Vision-Based Analysis of Soft Story, Short Columns, and Vertical Geometry in RC Structures
(Elsevier Science Inc, 2025) Yavariabdi, Amir; Asik, M. Fatih; Dogan, Gamze; Arslan, M. Hakan
In countries located in active seismic zones, it is very important to carry out a risk analysis of the existing building stock and to priorities buildings according to their risk status in order to implement effective and improvable measures. In this context, the earthquake risks of hundreds of thousands of buildings in cities, especially residential buildings, need to be assessed, especially in countries that experience major earthquakes, such as T & uuml;rkiye. Due to the uneconomical and time-consuming nature of detailed analyses for such a large building stock, Rapid Seismic Assessment Methods (RSAM) are very useful for prioritising at-risk structures.
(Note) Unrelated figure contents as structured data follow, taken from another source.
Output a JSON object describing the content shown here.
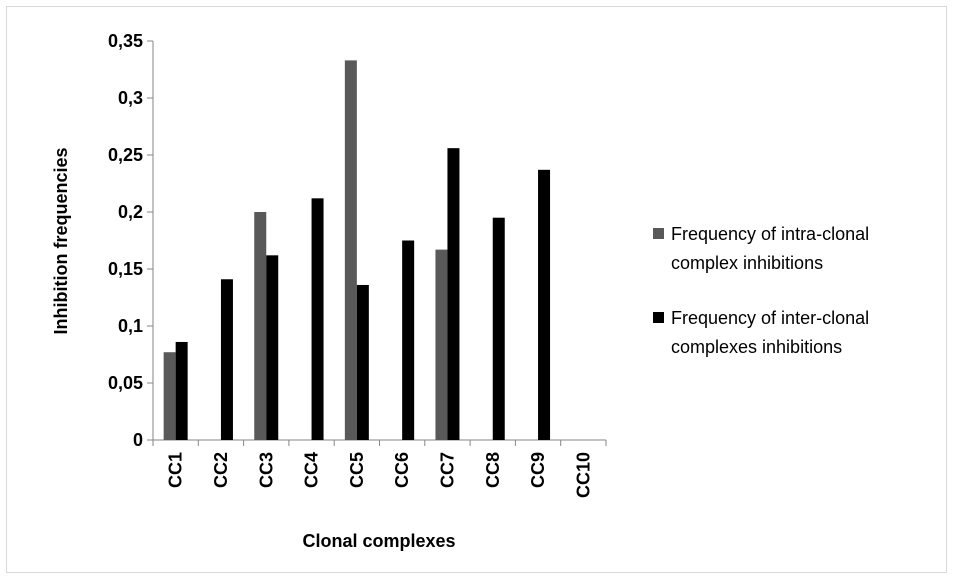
{
  "chart_data": {
    "type": "bar",
    "title": "",
    "xlabel": "Clonal complexes",
    "ylabel": "Inhibition frequencies",
    "categories": [
      "CC1",
      "CC2",
      "CC3",
      "CC4",
      "CC5",
      "CC6",
      "CC7",
      "CC8",
      "CC9",
      "CC10"
    ],
    "series": [
      {
        "name": "Frequency of intra-clonal complex inhibitions",
        "legend_lines": [
          "Frequency of intra-clonal",
          "complex inhibitions"
        ],
        "color": "#595959",
        "values": [
          0.077,
          0,
          0.2,
          0,
          0.333,
          0,
          0.167,
          0,
          0,
          0
        ]
      },
      {
        "name": "Frequency of inter-clonal complexes inhibitions",
        "legend_lines": [
          "Frequency of inter-clonal",
          "complexes inhibitions"
        ],
        "color": "#000000",
        "values": [
          0.086,
          0.141,
          0.162,
          0.212,
          0.136,
          0.175,
          0.256,
          0.195,
          0.237,
          0
        ]
      }
    ],
    "ylim": [
      0,
      0.35
    ],
    "yticks": [
      "0",
      "0,05",
      "0,1",
      "0,15",
      "0,2",
      "0,25",
      "0,3",
      "0,35"
    ],
    "grid": false,
    "legend_position": "right"
  }
}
However, rapid assessment methods can also require the use of many technical experts, which can lead to differences in interpretation based on their knowledge, expertise and experience in the relevant field. It is very important that the assessment is as standardized as possible to be able to predict the presence of significant structural irregularities for a large building stock and to make decisions on seismic risk quickly and measurably. To achieve this, this paper proposes a two-step deep learning-based framework to automatically extract structural features such as soft stories, short columns, and standard floor windows from building facade images and to estimate the total building height. In the first step, the You Only Look Once version 5 (YOLOv5) object detection model is used to identify key architectural elements associated with seismic vulnerability. In the second step, the detected architectural elements along with the facade image are analyzed to estimate building height. The framework is trained and evaluated using a dataset of 4500 facade images collected from Google Street View (GSV). The results demonstrate the method's potential for large-scale, standardized, and rapid seismic risk assessment in urban environments.